- Genre: Crime drama
- Created by: Karyn Dougan Buckland and Mark Buckland
- Written by: Karyn Dougan Buckland and Mark Buckland
- Directed by: Gareth Tunley
- Starring: Sally Lindsay; Daniel Ryan; Paul Higgins; Elizabeth Counsell; Taj Atwal;
- Composer: Steve Pretty
- Country of origin: United Kingdom
- Original language: English
- No. of seasons: 1
- No. of episodes: 4

Production
- Executive producer: Mike Benson;
- Producer: Rebecca Davies
- Cinematography: Benjamin Pritchard
- Editor: Andrew McKee

Original release
- Network: Channel 5
- Release: 18 November – 21 November 2019

= Cold Call =

2019 television miniseries

Cold Call is a four-part British television miniseries, created and written by Karyn Dougan Buckland and Mark Buckland.
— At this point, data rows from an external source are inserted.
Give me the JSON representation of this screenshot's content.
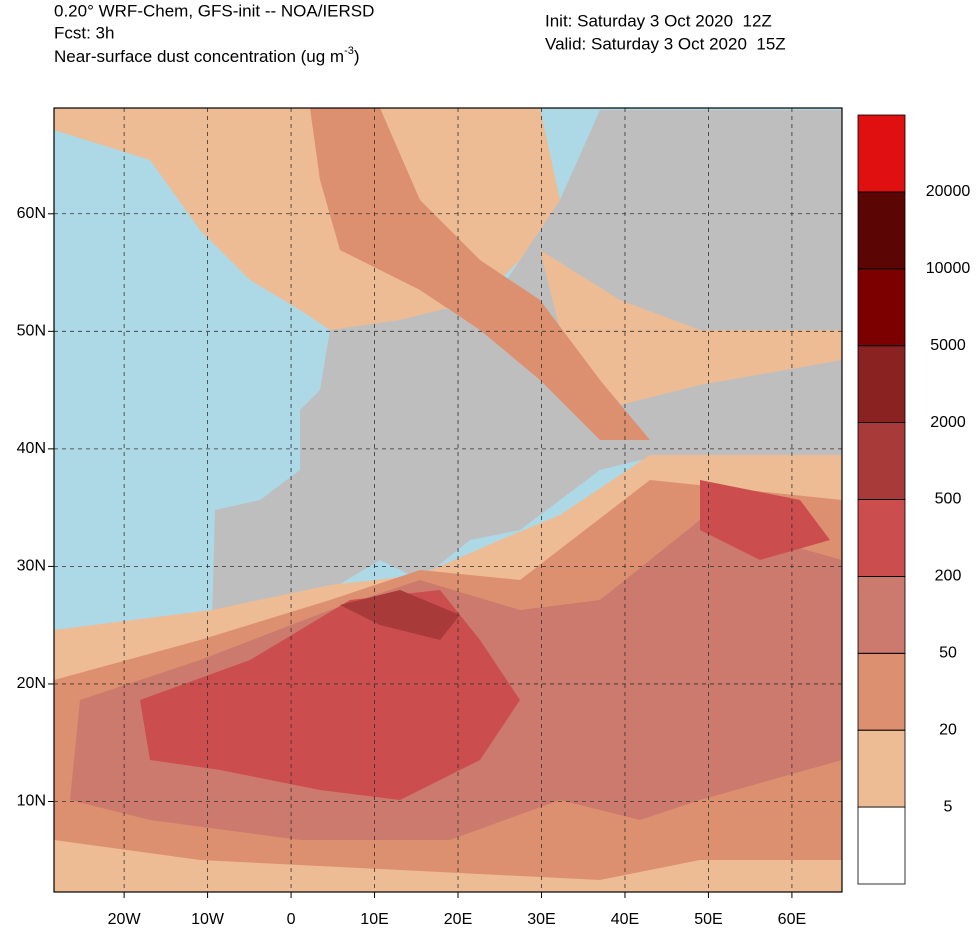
{
  "header": {
    "left": [
      "0.20° WRF-Chem, GFS-init -- NOA/IERSD",
      "Fcst: 3h"
    ],
    "variable": [
      "Near-surface dust concentration (ug m",
      "-3",
      ")"
    ],
    "init": "Init: Saturday 3 Oct 2020  12Z",
    "valid": "Valid: Saturday 3 Oct 2020  15Z"
  },
  "map": {
    "lonlim": [
      -28.4,
      66
    ],
    "latlim": [
      2.3,
      69
    ],
    "lonticks": [
      {
        "value": -20,
        "label": "20W"
      },
      {
        "value": -10,
        "label": "10W"
      },
      0,
      {
        "value": 10,
        "label": "10E"
      },
      {
        "value": 20,
        "label": "20E"
      },
      {
        "value": 30,
        "label": "30E"
      },
      {
        "value": 40,
        "label": "40E"
      },
      {
        "value": 50,
        "label": "50E"
      },
      {
        "value": 60,
        "label": "60E"
      }
    ],
    "latticks": [
      {
        "value": 10,
        "label": "10N"
      },
      {
        "value": 20,
        "label": "20N"
      },
      {
        "value": 30,
        "label": "30N"
      },
      {
        "value": 40,
        "label": "40N"
      },
      {
        "value": 50,
        "label": "50N"
      },
      {
        "value": 60,
        "label": "60N"
      }
    ],
    "grid": true
  },
  "colorbar": {
    "levels": [
      5,
      20,
      50,
      200,
      500,
      2000,
      5000,
      10000,
      20000
    ],
    "colors": [
      "#ffffff",
      "#edbc94",
      "#dd9070",
      "#cc7a6e",
      "#cc4d4d",
      "#a83a3a",
      "#8b2222",
      "#7d0000",
      "#5c0505",
      "#e01010"
    ]
  }
}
It stars Sally Lindsay, Daniel Ryan, Paul Higgins, Elizabeth Counsell and Taj Atwal. It was produced by Acorn TV and broadcast on Channel 5 on four consecutive nights from 18 November to 21 November 2019.

==Synopsis==
The series revolves around June Clark (played by Lindsay), an ordinary woman, who is scammed by a cold caller. She then tracks down the fraudster (Higgins) and begins working for him in order to bring him to justice.
The series is currently available, as of January 2025, to watch via Netflix

==Leading parts==
- Sally Lindsay as June Clarke
- Daniel Ryan as Des
- Paul Higgins as Kirk Wiley
- Taj Atwal as Hana
- Elizabeth Counsell as Elisabeth Wiley
- Katie Redford as Lizzie
- Samantha Power as Laura

==Episodes==

| No. | Episode | Directed by | Written by | Original release date | UK viewers (millions) |
|---|---|---|---|---|---|
| 1 | Episode 1 | Gareth Tunley | Karyn Dougan Buckland and Mark Buckland | 18 November 2019 | N/A |
| 2 | Episode 2 | Gareth Tunley | Karyn Dougan Buckland and Mark Buckland | 19 November 2019 | N/A |
| 3 | Episode 3 | Gareth Tunley | Karyn Dougan Buckland and Mark Buckland | 20 November 2019 | N/A |
| 4 | Episode 4 | Gareth Tunley | Karyn Dougan Buckland and Mark Buckland | 21 November 2019 | N/A |

==Reception==
The Times critic Carol Migley awarded the opening episode four stars out of five. The Daily Telegraph gave it three out five stars.